Voici donc, dans l’ordre où les compositions apparaissent dans le volume manuscrit (cf. éd. Zanon, dans le tome II de sa thèse : Le ms. 603 de la Bibliothèque du Musée Condé, 2008, p. 169–90) :
Comme brillante sphère en limpides ondes
qui diffuse là ses rayons dorés
et aux endroits obscurs, tristes et profonds
fait parvenir son or ensoleillé,
tel je me sens sous tes regards où je fonds
alors qu’ils se portent de tous côtés,
faisant resplendir le ciel et mille mondes,
et moi, taupe, ouvre les yeux et mourrai.

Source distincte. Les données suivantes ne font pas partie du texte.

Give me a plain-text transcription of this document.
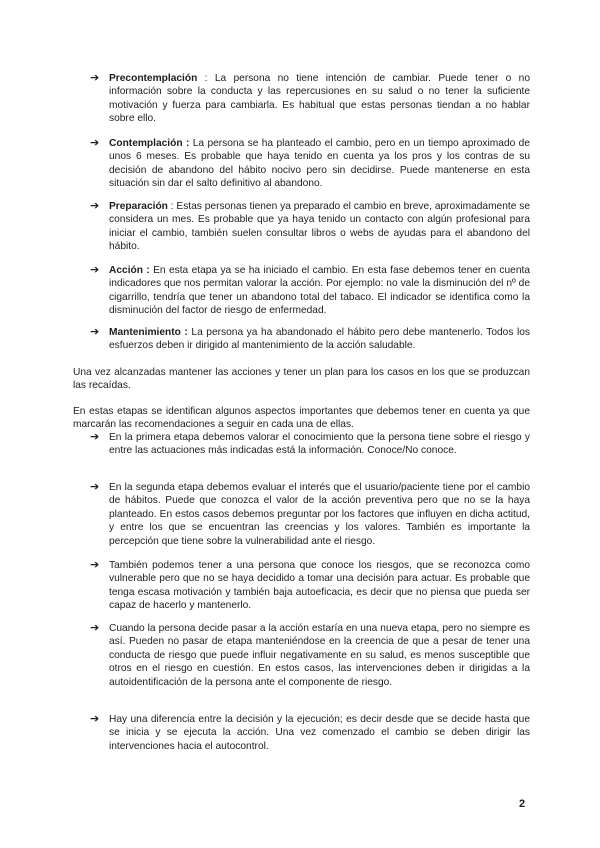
➔ Precontemplación : La persona no tiene intención de cambiar. Puede tener o no información sobre la conducta y las repercusiones en su salud o no tener la suficiente motivación y fuerza para cambiarla. Es habitual que estas personas tiendan a no hablar sobre ello.
➔ Contemplación : La persona se ha planteado el cambio, pero en un tiempo aproximado de unos 6 meses. Es probable que haya tenido en cuenta ya los pros y los contras de su decisión de abandono del hábito nocivo pero sin decidirse. Puede mantenerse en esta situación sin dar el salto definitivo al abandono.
➔ Preparación : Estas personas tienen ya preparado el cambio en breve, aproximadamente se considera un mes. Es probable que ya haya tenido un contacto con algún profesional para iniciar el cambio, también suelen consultar libros o webs de ayudas para el abandono del hábito.
➔ Acción : En esta etapa ya se ha iniciado el cambio. En esta fase debemos tener en cuenta indicadores que nos permitan valorar la acción. Por ejemplo: no vale la disminución del nº de cigarrillo, tendría que tener un abandono total del tabaco. El indicador se identifica como la disminución del factor de riesgo de enfermedad.
➔ Mantenimiento : La persona ya ha abandonado el hábito pero debe mantenerlo. Todos los esfuerzos deben ir dirigido al mantenimiento de la acción saludable.
Una vez alcanzadas mantener las acciones y tener un plan para los casos en los que se produzcan las recaídas.
En estas etapas se identifican algunos aspectos importantes que debemos tener en cuenta ya que marcarán las recomendaciones a seguir en cada una de ellas.
➔ En la primera etapa debemos valorar el conocimiento que la persona tiene sobre el riesgo y entre las actuaciones más indicadas está la información. Conoce/No conoce.
➔ En la segunda etapa debemos evaluar el interés que el usuario/paciente tiene por el cambio de hábitos. Puede que conozca el valor de la acción preventiva pero que no se la haya planteado. En estos casos debemos preguntar por los factores que influyen en dicha actitud, y entre los que se encuentran las creencias y los valores. También es importante la percepción que tiene sobre la vulnerabilidad ante el riesgo.
➔ También podemos tener a una persona que conoce los riesgos, que se reconozca como vulnerable pero que no se haya decidido a tomar una decisión para actuar. Es probable que tenga escasa motivación y también baja autoeficacia, es decir que no piensa que pueda ser capaz de hacerlo y mantenerlo.
➔ Cuando la persona decide pasar a la acción estaría en una nueva etapa, pero no siempre es así. Pueden no pasar de etapa manteniéndose en la creencia de que a pesar de tener una conducta de riesgo que puede influir negativamente en su salud, es menos susceptible que otros en el riesgo en cuestión. En estos casos, las intervenciones deben ir dirigidas a la autoidentificación de la persona ante el componente de riesgo.
➔ Hay una diferencia entre la decisión y la ejecución; es decir desde que se decide hasta que se inicia y se ejecuta la acción. Una vez comenzado el cambio se deben dirigir las intervenciones hacia el autocontrol.
2
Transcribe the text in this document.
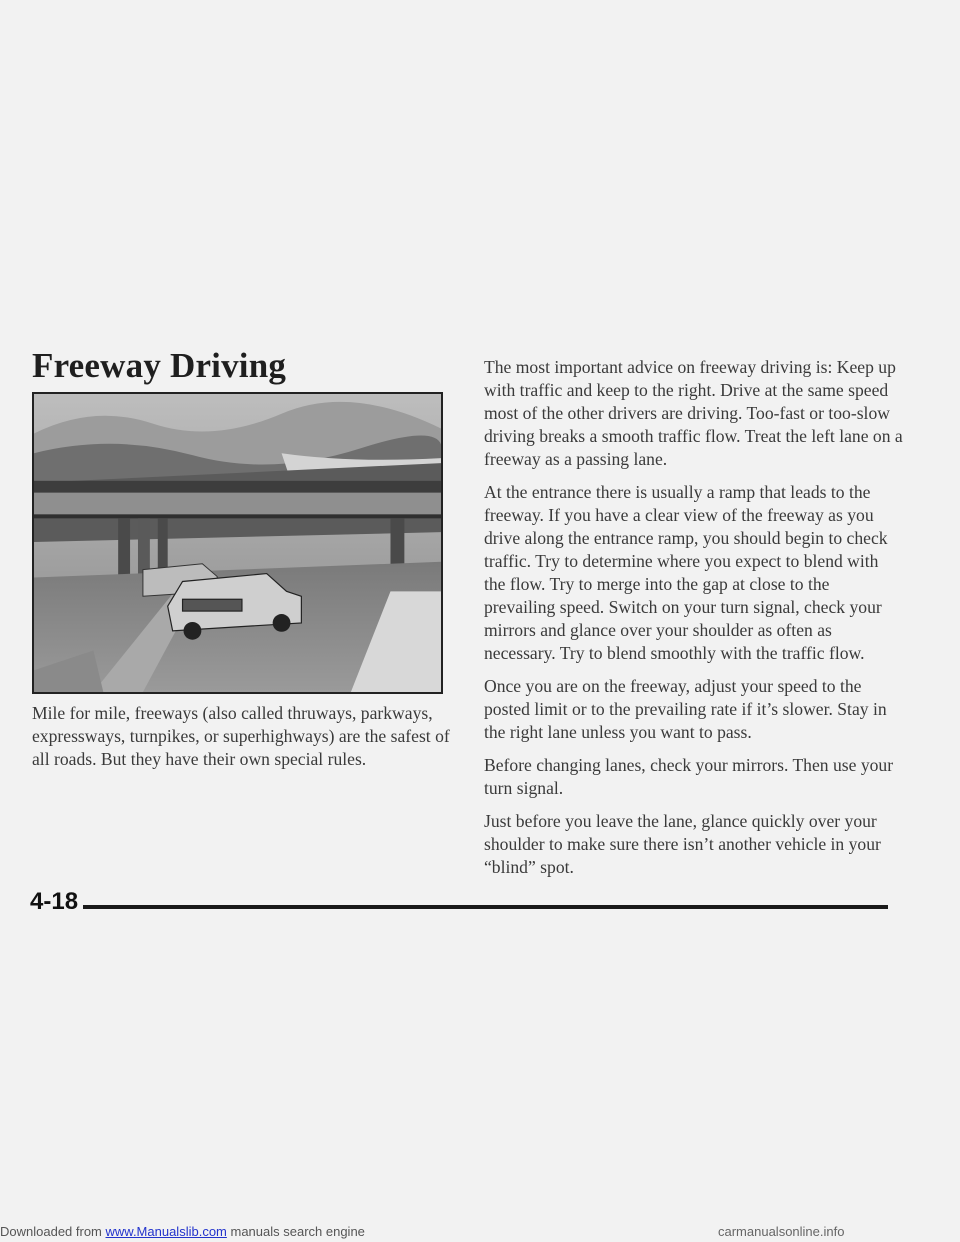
Freeway Driving

Mile for mile, freeways (also called thruways, parkways, expressways, turnpikes, or superhighways) are the safest of all roads. But they have their own special rules.

The most important advice on freeway driving is: Keep up with traffic and keep to the right. Drive at the same speed most of the other drivers are driving. Too-fast or too-slow driving breaks a smooth traffic flow. Treat the left lane on a freeway as a passing lane.

At the entrance there is usually a ramp that leads to the freeway. If you have a clear view of the freeway as you drive along the entrance ramp, you should begin to check traffic. Try to determine where you expect to blend with the flow. Try to merge into the gap at close to the prevailing speed. Switch on your turn signal, check your mirrors and glance over your shoulder as often as necessary. Try to blend smoothly with the traffic flow.

Once you are on the freeway, adjust your speed to the posted limit or to the prevailing rate if it’s slower. Stay in the right lane unless you want to pass.

Before changing lanes, check your mirrors. Then use your turn signal.

Just before you leave the lane, glance quickly over your shoulder to make sure there isn’t another vehicle in your “blind” spot.

4-18

Downloaded from www.Manualslib.com manuals search engine	carmanualsonline.info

Comu lucida sfera… [Zanon 21]
La prison est une école d’ignorants,
bêtise pour les sages avisés,
enfer de pauvreté, misère et effroi
de la plèbe enfermée, des pauvres gens,
guerres continues, confusion, et des saints
fort peu de dévotions et presque rien,
tracas d’étrangers, deuil et lamentations,
repaire de traîtrise et tromperies.
La carzara è una scola… [Zanon 34]
De temps à autre dans cette sépulture
ma mémoire se met à naviguer
du lever du jour jusqu’à la nuit obscure
sur une mer de songes, de pensées,
car il se peut que ma dame, d’aventure
par l’éloignement rendue dépitée,
change son désir et que pour mon malheur
je meure ici d’extrême jalousie.
Di quandu in quandu… [Zanon 55]
Qui entre dans cette horrible sépulture
où règne une pérenne cruauté
trouvera écrit sur ces murs du Tartare :
‘Laissez l’espérance, vous qui entrez !’
Il fait jour ici autant qu’en nuit obscure,
toujours à souffrir, supporter, peiner,
car on ne sait jamais ni le jour ni l’heure
du retour à la chère liberté.
Cui trasi ’ntra st’orrenda… [Zanon 63]
Du lever du jour jusqu’à l’obscurité
je fais de ma mémoire un labyrinthe
tel que qui veut en sortir et mesurer
se trouve plus que moi las et contraint :
je le mure et tisse, et le défais sans cesse,
et toujours suis empêtré dans ses rets,
et quand je me crois sur le point d’en sortir,
c’est alors que j’y suis plus prisonnier.